Все уселись, и молодой официант расставил на столе рюмки.
— Эй, проснись! — крикнул андалузец товарищу рядом с ним. Рабочий спал, уронив голову на руки.
— Я совсем не спал. Вчера вечером пошли с женой в кино, а потом она потребовала, чтобы я поиграл с нею. Так всю ночь и не сомкнул глаз…
— Черт бы побрал этого Элеутерио. А я и не знал, что он любитель по этой части, — заметил андалузец.
Элеутерио, взяв в руки рюмку, казалось, проснулся. С интересом стал рассматривать развешанные по стенам афиши, извещавшие о бое быков.
— Этот Лискано ни в зуб ногой.
— Кто-кто? — спросил андалузец.
— Да этот Лискано, новичок, — ответил Элеутерио, указывая на афишу.
— Эй, Фео! Ты что, клюкаешь по случаю забастовки? — насмешливо спросил Аугусто.
— Да я всего две рюмки, подумаешь!
— Я вижу, тебя хлебом не корми, а дай выпить.
— Как всем. Ничуть не больше.
Низенький человечек у стойки, по-прежнему не оборачиваясь к заводским, заказал еще стакан вина.
— А знаешь, Луми, — обратился он к хозяину, — ты сегодня с этими пешеходами здорово заработаешь.
Хозяин только пробурчал что-то в ответ. Мальчик из таверны, разбросав опилки, принялся подметать пол.
— Пепе стал беляком, уж поверьте. Вчера все ходил и бубнил, что не знает, как ему поступить.
— А прежде был большой забияка. Все вопил, что мы ведем себя как тряпки.
— Тряпкой был его папаша.
— Я считаю, что забастовка — это наш долг, — сказал Аугусто.
— Наш долг — бороться за свои идеи, за достоинство трудящегося человека, — добавил Энрике. — Бойкот, забастовка — это высшее проявление классовой сознательности.

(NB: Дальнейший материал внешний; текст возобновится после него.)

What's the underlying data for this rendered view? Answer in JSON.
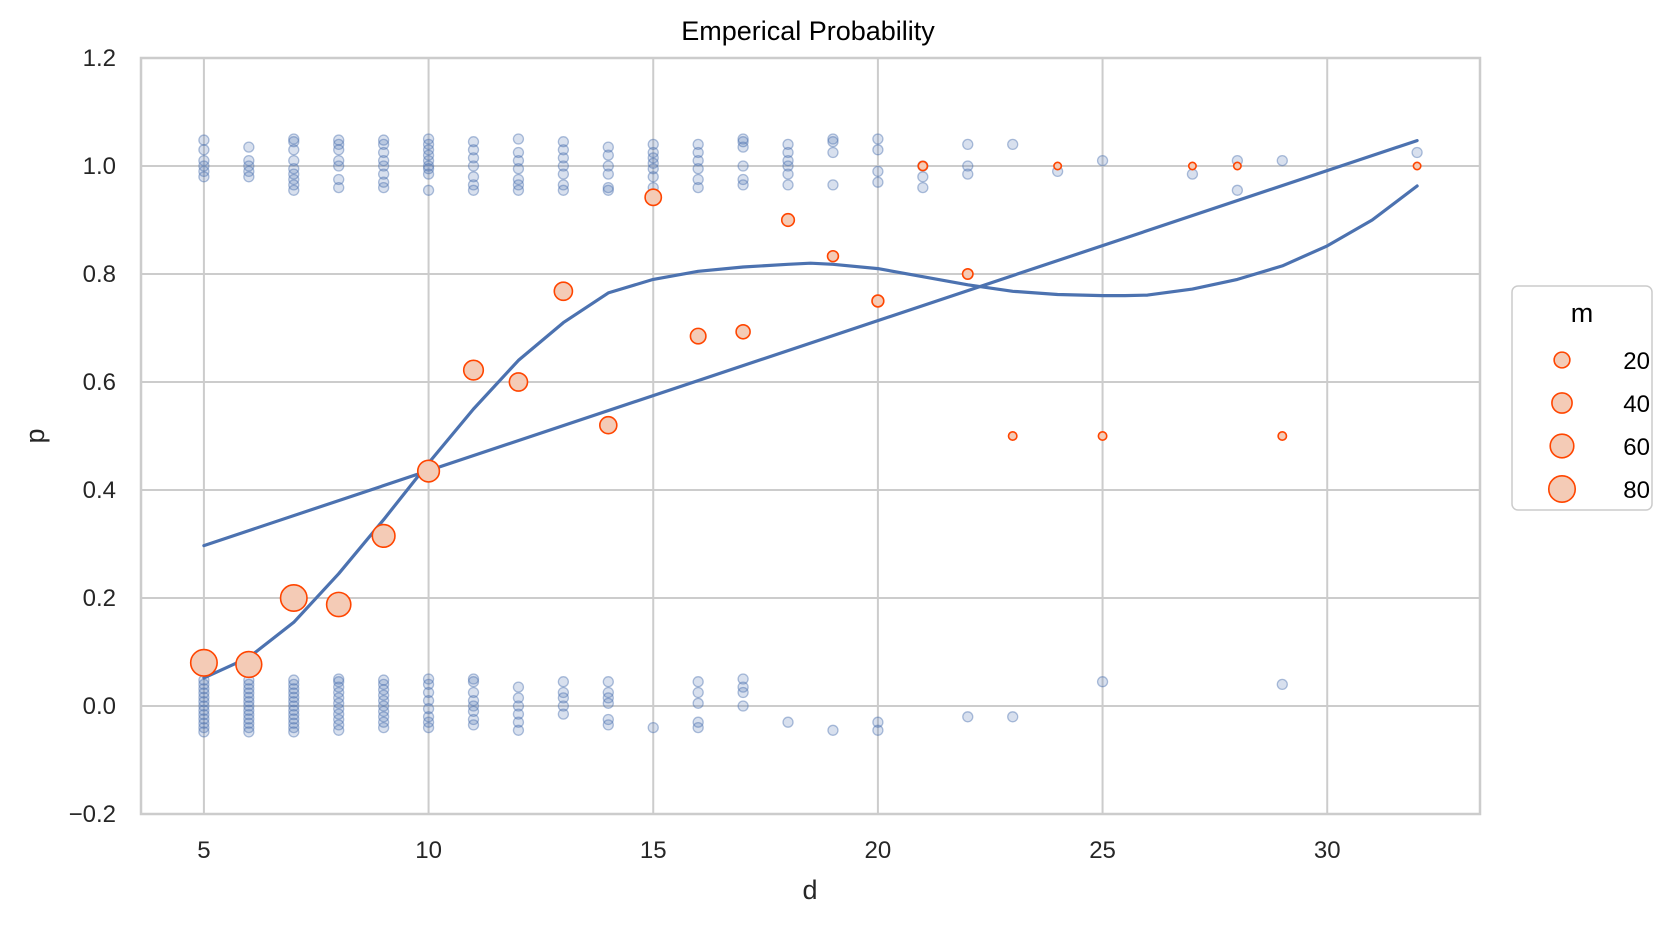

— Есть еще немало таких, которые считают себя пупом земли, только и знают, что языком чесать. А посмотришь на них в минуту опасности, так они этот язык словно проглотили, — вставил Хоакин.
— Это точно, так их и разэдак! — согласился андалузец.
— Ну что, смоемся? — предложил Элеутерио. Он уже совсем проснулся.
— Раньше опрокинем по последней, назло врагам и уродам. Я угощаю всех! — сказал Аугусто.
Выпив, они вышли на улицу. Группа их постепенно увеличивалась. К ним присоединялись все новые и новые рабочие.
— Ну, как оно, Перико?
— Сам видишь, шагаем!..
— Что скажешь, Эутикио?
— Да ничего. Я не создан для рысистых испытаний.